Die Lärmschutzwand am Meißner Berg in Radeburg soll erneuert werden. Doch die erste Ausschreibung brachte nicht die gewünschten Ergebnisse. © Norbert Millauer

Radeburg. Die Stadt plant, einen Ersatzneubau für die nicht mehr funktionstüchtige Lärmschutzwand entlang des Baugebietes Meißner Berg als dauerhafte Lösung errichten zu lassen. Als Variante wurde eine Gabionenwand gewählt. Zur Einhaltung der naturschutzrechtlichen Vorgaben wurden die nötigen Baumfällungen bereits ausgeführt. Die gesamte vorherige Begrünung wird danach ersetzt. Die Kostenermittlung ging von 697.000 Euro aus. Doch im Stadtrat wurde jetzt bekannt, dass für die zwei gebildeten Baulose - darunter eins zur neuen Begrünung - zu hohe Angebote eingereicht wurden. Die beiden Angebote liegen circa 250.000 Euro über der Kostenermittlung.
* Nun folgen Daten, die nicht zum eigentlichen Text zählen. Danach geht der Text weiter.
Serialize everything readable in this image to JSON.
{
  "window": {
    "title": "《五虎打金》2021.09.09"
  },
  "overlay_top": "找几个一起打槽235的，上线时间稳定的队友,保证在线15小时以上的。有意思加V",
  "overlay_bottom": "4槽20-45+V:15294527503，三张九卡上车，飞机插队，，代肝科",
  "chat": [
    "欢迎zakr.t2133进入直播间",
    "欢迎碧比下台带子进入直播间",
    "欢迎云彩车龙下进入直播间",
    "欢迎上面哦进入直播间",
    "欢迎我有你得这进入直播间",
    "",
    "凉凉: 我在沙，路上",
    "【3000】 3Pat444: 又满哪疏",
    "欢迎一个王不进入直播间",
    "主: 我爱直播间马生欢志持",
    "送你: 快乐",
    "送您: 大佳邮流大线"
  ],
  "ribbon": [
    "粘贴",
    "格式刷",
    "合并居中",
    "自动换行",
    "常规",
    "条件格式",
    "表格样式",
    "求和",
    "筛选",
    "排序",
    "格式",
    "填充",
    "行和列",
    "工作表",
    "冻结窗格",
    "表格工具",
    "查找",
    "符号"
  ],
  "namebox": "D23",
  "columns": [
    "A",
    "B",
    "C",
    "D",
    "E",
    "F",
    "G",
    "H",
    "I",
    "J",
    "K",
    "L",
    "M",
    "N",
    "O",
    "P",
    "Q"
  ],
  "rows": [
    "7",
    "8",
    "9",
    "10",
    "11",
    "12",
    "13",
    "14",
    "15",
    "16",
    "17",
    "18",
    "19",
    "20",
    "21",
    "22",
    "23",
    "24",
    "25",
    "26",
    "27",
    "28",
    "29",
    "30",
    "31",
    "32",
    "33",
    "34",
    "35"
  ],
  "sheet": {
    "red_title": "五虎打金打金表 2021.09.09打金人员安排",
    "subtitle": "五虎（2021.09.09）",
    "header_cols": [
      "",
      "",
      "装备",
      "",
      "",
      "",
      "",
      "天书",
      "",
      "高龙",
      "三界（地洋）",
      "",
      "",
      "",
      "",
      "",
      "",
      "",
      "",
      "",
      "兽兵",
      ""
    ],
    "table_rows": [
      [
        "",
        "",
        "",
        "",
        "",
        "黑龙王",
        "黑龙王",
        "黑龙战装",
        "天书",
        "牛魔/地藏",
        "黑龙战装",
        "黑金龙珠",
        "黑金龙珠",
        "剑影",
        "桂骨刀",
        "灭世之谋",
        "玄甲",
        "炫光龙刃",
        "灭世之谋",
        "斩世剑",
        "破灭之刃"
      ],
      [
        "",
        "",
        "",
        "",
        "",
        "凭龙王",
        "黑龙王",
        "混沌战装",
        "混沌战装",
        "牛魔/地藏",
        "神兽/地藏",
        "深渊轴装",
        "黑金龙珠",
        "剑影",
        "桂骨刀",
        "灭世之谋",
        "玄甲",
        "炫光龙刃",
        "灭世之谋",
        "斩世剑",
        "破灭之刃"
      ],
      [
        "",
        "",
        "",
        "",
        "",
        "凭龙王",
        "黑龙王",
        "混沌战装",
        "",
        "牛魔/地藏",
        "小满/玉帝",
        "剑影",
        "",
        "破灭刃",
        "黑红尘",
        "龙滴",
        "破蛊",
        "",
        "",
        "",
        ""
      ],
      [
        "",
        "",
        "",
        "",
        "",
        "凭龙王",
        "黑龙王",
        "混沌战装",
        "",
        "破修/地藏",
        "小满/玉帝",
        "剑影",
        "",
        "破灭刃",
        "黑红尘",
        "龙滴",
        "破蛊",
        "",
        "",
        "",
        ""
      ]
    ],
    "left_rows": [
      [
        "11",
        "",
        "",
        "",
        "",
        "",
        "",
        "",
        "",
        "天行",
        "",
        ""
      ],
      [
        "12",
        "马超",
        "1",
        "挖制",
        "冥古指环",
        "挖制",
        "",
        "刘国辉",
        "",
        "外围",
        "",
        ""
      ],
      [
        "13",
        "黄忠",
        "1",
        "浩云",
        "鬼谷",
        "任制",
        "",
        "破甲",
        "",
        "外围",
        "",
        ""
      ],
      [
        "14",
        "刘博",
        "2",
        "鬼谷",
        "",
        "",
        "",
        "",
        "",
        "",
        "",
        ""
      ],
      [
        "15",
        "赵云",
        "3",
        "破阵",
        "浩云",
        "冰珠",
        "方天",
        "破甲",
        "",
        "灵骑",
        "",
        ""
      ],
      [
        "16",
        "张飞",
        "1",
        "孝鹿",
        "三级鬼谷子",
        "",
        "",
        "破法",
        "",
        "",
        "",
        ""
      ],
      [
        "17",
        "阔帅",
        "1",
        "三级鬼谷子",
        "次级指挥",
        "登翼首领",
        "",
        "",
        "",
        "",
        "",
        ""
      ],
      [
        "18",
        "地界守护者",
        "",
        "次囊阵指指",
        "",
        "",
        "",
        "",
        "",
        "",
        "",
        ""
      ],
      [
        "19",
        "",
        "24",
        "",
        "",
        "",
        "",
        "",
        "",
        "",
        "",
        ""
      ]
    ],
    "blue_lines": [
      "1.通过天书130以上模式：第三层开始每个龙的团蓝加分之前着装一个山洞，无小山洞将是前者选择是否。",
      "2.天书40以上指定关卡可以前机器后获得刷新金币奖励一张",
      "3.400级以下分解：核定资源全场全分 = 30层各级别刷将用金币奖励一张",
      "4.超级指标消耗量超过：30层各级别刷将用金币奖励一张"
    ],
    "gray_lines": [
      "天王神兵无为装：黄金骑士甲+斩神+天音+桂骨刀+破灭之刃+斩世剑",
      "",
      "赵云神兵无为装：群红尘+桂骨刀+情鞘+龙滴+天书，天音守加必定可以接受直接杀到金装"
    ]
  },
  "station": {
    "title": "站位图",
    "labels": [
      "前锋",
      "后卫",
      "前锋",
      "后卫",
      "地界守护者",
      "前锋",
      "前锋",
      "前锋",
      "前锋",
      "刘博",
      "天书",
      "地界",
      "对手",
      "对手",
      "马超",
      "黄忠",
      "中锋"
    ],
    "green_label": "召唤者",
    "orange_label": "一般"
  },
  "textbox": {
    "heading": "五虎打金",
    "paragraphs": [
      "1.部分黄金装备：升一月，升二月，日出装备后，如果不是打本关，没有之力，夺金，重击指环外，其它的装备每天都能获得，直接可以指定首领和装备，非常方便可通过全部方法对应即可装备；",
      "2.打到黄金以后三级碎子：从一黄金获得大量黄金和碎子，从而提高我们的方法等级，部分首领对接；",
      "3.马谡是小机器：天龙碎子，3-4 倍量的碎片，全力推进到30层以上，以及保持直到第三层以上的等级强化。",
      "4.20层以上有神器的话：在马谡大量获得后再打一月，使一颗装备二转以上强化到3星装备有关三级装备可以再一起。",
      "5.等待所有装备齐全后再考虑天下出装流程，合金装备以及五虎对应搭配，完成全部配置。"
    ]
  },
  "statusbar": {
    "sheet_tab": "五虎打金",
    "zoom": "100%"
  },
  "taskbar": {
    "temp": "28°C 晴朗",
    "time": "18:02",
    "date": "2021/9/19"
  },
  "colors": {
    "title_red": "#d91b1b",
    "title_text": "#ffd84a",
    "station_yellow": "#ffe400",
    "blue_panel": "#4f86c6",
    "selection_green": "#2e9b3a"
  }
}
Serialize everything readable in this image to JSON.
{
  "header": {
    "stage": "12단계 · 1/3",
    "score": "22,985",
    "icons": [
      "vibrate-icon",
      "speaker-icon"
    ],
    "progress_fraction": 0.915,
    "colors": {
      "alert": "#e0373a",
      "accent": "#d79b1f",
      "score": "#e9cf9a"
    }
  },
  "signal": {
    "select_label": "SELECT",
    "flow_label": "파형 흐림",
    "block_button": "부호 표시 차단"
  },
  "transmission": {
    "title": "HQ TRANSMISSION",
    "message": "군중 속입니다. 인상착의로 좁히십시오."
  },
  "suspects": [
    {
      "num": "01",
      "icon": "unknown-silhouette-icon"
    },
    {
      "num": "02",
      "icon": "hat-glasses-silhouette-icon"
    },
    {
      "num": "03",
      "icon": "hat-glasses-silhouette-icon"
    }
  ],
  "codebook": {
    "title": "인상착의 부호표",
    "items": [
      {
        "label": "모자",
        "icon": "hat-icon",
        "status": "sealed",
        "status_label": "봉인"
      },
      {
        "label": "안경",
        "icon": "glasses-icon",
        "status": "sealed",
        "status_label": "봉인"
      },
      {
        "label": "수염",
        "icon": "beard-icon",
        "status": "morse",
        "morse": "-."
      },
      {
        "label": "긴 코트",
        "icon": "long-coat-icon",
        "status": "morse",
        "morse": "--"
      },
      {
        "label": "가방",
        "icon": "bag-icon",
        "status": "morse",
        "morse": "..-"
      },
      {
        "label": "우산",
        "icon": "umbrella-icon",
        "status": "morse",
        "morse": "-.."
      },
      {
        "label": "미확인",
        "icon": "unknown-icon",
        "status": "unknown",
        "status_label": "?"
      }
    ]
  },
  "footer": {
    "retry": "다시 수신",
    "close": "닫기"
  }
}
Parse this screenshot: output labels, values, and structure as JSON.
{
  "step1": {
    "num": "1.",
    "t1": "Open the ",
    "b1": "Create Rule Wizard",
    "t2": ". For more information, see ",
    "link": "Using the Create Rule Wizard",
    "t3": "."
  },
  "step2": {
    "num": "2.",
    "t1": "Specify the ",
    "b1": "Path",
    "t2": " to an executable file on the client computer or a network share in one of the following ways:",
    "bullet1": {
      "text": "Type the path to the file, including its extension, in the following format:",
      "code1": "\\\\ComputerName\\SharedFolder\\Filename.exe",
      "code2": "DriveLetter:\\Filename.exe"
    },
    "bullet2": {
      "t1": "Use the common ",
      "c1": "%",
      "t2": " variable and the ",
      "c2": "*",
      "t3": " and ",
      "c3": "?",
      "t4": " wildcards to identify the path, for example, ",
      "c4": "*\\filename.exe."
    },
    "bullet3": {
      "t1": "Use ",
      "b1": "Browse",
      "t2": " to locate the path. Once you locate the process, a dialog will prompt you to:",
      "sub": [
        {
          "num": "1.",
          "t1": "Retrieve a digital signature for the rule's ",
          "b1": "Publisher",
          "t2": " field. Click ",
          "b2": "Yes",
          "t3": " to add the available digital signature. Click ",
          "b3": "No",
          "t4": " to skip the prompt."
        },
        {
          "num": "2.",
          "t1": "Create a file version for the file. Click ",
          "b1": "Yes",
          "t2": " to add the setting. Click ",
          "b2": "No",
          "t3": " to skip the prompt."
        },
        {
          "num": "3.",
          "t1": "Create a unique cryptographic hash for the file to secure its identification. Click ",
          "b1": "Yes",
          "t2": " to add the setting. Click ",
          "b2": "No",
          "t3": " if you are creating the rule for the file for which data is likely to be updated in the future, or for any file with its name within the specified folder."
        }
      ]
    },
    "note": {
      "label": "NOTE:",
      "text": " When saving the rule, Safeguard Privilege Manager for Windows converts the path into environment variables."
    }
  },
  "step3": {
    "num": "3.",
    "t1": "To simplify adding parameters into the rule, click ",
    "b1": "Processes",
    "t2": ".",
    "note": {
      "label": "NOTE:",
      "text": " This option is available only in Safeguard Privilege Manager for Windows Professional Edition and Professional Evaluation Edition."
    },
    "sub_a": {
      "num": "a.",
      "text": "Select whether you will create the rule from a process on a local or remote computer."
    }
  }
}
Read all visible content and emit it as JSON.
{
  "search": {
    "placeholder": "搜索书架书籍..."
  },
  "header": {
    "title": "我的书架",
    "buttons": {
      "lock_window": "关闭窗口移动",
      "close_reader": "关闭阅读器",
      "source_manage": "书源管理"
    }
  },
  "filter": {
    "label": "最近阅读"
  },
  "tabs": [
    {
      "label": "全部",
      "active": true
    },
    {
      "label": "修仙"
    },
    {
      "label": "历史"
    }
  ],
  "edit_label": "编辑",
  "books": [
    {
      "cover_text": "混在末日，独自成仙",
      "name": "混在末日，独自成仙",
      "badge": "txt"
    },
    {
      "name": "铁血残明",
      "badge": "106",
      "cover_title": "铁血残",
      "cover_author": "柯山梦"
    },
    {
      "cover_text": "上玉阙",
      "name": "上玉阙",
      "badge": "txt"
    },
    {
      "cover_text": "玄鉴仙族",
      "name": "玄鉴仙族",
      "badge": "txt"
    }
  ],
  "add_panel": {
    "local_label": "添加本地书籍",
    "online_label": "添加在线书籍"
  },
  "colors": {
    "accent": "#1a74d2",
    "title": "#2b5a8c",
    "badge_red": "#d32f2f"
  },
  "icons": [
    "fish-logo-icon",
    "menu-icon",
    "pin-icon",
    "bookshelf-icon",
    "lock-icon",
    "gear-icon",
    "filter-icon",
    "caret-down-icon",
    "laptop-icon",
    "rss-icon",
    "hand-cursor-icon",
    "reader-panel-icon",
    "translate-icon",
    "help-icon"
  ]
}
Im Haushalt sind die Ausgaben zwar veranschlagt. "Dabei erfolgte eine Kostenerhöhung um circa 200.000 Euro bereits durch Stadtratsbeschluss vom Februar", heißt es aus dem Rathaus. Eine Vergabe der Leistung in Höhe der Angebotskosten sei haushälterisch nicht möglich. Daher wurde dem Ratsgremium vorgeschlagen, die Ausschreibung aufzuheben, in Teilleistungen zu gliedern und getrennt nach diesen erneut auszuschreiben. Es wird durch Planer und Verwaltung eingeschätzt, dass sich die Kosten damit reduzieren. Vorbereitungen zur Neuausschreibung wurden bereits getroffen. Sodass eine Vergabe durch die Ermächtigung des Stadtrates im Technischen Ausschuss am 6. August angestrebt werde.